The forest part of the image is a ho-hum photo I took three years ago while driving through British Columbia. The photo which became the city part of the image, on the other hand, came about in fabulously serendipitous fashion. I was walking around downtown with my girlfriend at the time, and just as we were crossing the street at Queen and John, the dying light glinted off the pavement and a streetcar just so, and I had to take a picture of it. The picture sucked, obviously, so I re-crossed the street a couple of times – much to my companion’s consternation – and snapped some more shots from the middle of the intersection. That’s the life of an artist for you.
Angels Passing (Don McLellan)
This cover wouldn’t have been possible without a fantastic photo taken by my friend, Julio Palacios, who spent a few years teaching (and travelling) through Asia. I’ll let him take over from here:
I was almost finished crossing the island of Java on my way to Bali when I took this photograph. Seeing as though I was already heading east and in its direction, I decided it would be wrong to skip on seeing the tourist-friendly Mount Bromo. After a long and bumpy jeep ride left me as close as it could to the pristine yet still active volcano top, I discovered – scattered across the flatlands surrounding the ancient volcano – these Tenggerese people on horseback. Drawn by the gaggles of tourists, these nomadic hoarders gather every morning before daybreak in order to pick up or deliver much needed supplies and goods, and to offer the exhausted tourist a lift to one of the volcano’s fuming volcanic craters.

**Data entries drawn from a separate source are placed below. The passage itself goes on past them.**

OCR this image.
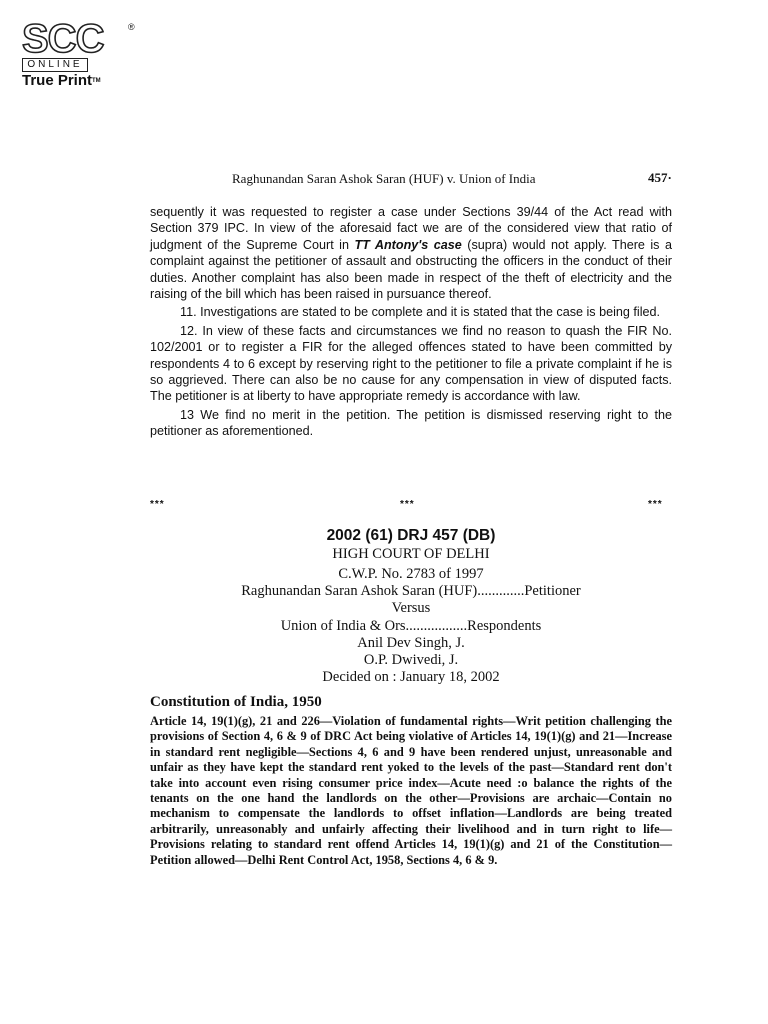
SCC	®
ONLINE
True Print™
Raghunandan Saran Ashok Saran (HUF) v. Union of India	457·

sequently it was requested to register a case under Sections 39/44 of the Act read with Section 379 IPC. In view of the aforesaid fact we are of the considered view that ratio of judgment of the Supreme Court in TT Antony's case (supra) would not apply. There is a complaint against the petitioner of assault and obstructing the officers in the conduct of their duties. Another complaint has also been made in respect of the theft of electricity and the raising of the bill which has been raised in pursuance thereof.

11. Investigations are stated to be complete and it is stated that the case is being filed.

12. In view of these facts and circumstances we find no reason to quash the FIR No. 102/2001 or to register a FIR for the alleged offences stated to have been committed by respondents 4 to 6 except by reserving right to the petitioner to file a private complaint if he is so aggrieved. There can also be no cause for any compensation in view of disputed facts. The petitioner is at liberty to have appropriate remedy is accordance with law.

13 We find no merit in the petition. The petition is dismissed reserving right to the petitioner as aforementioned.

***	***	***
2002 (61) DRJ 457 (DB)
HIGH COURT OF DELHI
C.W.P. No. 2783 of 1997
Raghunandan Saran Ashok Saran (HUF).............Petitioner
Versus
Union of India & Ors.................Respondents
Anil Dev Singh, J.
O.P. Dwivedi, J.
Decided on : January 18, 2002
Constitution of India, 1950
Article 14, 19(1)(g), 21 and 226—Violation of fundamental rights—Writ petition challenging the provisions of Section 4, 6 & 9 of DRC Act being violative of Articles 14, 19(1)(g) and 21—Increase in standard rent negligible—Sections 4, 6 and 9 have been rendered unjust, unreasonable and unfair as they have kept the standard rent yoked to the levels of the past—Standard rent don't take into account even rising consumer price index—Acute need :o balance the rights of the tenants on the one hand the landlords on the other—Provisions are archaic—Contain no mechanism to compensate the landlords to offset inflation—Landlords are being treated arbitrarily, unreasonably and unfairly affecting their livelihood and in turn right to life—Provisions relating to standard rent offend Articles 14, 19(1)(g) and 21 of the Constitution—Petition allowed—Delhi Rent Control Act, 1958, Sections 4, 6 & 9.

There really isn’t that much more for me to add to this, except maybe a couple of words on the Korean script we used above the title. Julio was teaching in Korea when I designed the cover, and he was kind enough to ask one of his co-workers to translate the phrase Angels Passing to script. Our crack team (and by team I mean Geoff Olynyk, Jackie’s partner and one of the unsung heroes of Found Press) double-checked with one of his co-workers on the quality of the translation, and reported back thusly:
The current translation does not strictly mean “angels passing”, it means “the trace of an angel”, with “trace” in the sense of “a presence left behind”, like a footprint left by a person that walked through the snow. But he suggests leaving it as it is now, for these reasons:
- If you add the plural character (둘, dul, pronounced dool), it becomes “the trace of angels”, but he says it sounds much more awkward in Korean that way. The Korean language has certain phrases that sound very elegant, and the way you have it now sounds very elegant and poetic. Adding the dul takes that away.
- Changing the current second word (“the trace of”) to the one that more literally means “passing by” also makes it sound “childish” according to JP.
- He says it’s very clear what it means now, and the current translation is the best for keeping the meaning while also making it sound good in Korean.
Something about the lot of us firing emails at each other from three different countries to get this done strikes me as extremely cool.
By the way, if you want to see more of Julio’s awesome pictures from Indonesia, pop on over to his website. Seriously, go look. Now.
Memories of a Carnivore: Adventures in Eating Ethically (Julie Dupuis)
Memories of a Carnivore is the autobiographical account of a meat-eater trying to become vegetarian. So naturally, my twisted mind immediately pictures a vegetable that eats meat. The fly trap doesn’t actually have anything to do with the story, except on a conceptual level, but it’s just so striking and weird that I had to use it. The illustration is from an ancient (ergo: public domain) guide to American plants.